In all three major allied hospitals, patients are now being given waiting times of three to six months for serious surgeries. Hospitals and medical centres are facing shortages of doctors, nurses, and paramedical staff. Dialysis services are also not being provided in a timely manner.
None of the hospitals have proper arrangements, as per environmental standards, for the disposal of hazardous hospital waste.
Daily patient turnout at allied hospitals ranges between 6,000 and 8,000. Complaints regarding shortages of furniture and laboratory items have become routine.
Conditions at the sold Maryam Nawaz Basic Health Units are reported to be the worst, with acute shortages of doctors, staff, and life-saving medicines.
Holy Family Hospital receives the highest number of maternity patients, but due to a lack of beds in the gynaecology ward, two women are now being placed on a single bed.
The presence of attendants from both patients creates overcrowding, completely compromising medical privacy. Families of patients Fareed Ali Shahbaz and Zeenat Satti said that when a sick woman was placed on the same bed as their patient, her mother immediately discharged her daughter due to the non-availability of a single bed.

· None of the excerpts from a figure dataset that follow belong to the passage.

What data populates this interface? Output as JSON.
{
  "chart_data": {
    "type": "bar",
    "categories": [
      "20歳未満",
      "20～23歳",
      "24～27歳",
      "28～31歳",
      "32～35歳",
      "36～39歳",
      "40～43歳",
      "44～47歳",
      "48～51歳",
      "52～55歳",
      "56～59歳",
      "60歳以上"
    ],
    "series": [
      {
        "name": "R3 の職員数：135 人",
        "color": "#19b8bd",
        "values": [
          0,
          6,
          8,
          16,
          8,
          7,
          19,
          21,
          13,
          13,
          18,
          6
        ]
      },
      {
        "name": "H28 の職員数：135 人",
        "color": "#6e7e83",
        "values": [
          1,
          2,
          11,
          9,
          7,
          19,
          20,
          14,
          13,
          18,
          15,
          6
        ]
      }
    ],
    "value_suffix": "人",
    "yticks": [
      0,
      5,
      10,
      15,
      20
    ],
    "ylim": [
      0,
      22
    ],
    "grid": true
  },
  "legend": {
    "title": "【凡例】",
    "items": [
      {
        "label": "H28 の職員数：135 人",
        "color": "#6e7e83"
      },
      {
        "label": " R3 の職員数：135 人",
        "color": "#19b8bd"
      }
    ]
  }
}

They expressed serious concern and complained that male staff members also enter the gynaecology ward.
They demanded strict enforcement of discipline in the gynaecology ward, an increase in the number of beds, or temporary arrangements such as placing mattresses on the floor. The 500-bed Mother and Child Hospital, comprising 13 operation theatres, remains non-functional, with its completed building turning into a haunted structure.
Drug addicts have reportedly stolen iron windows, doors, and covers from the facility. The demand has been raised for an immediate increase in hospital funding. Meanwhile, Federal Minister for Railways Hanif Abbasi said that a healthcare revolution is underway in Rawalpindi.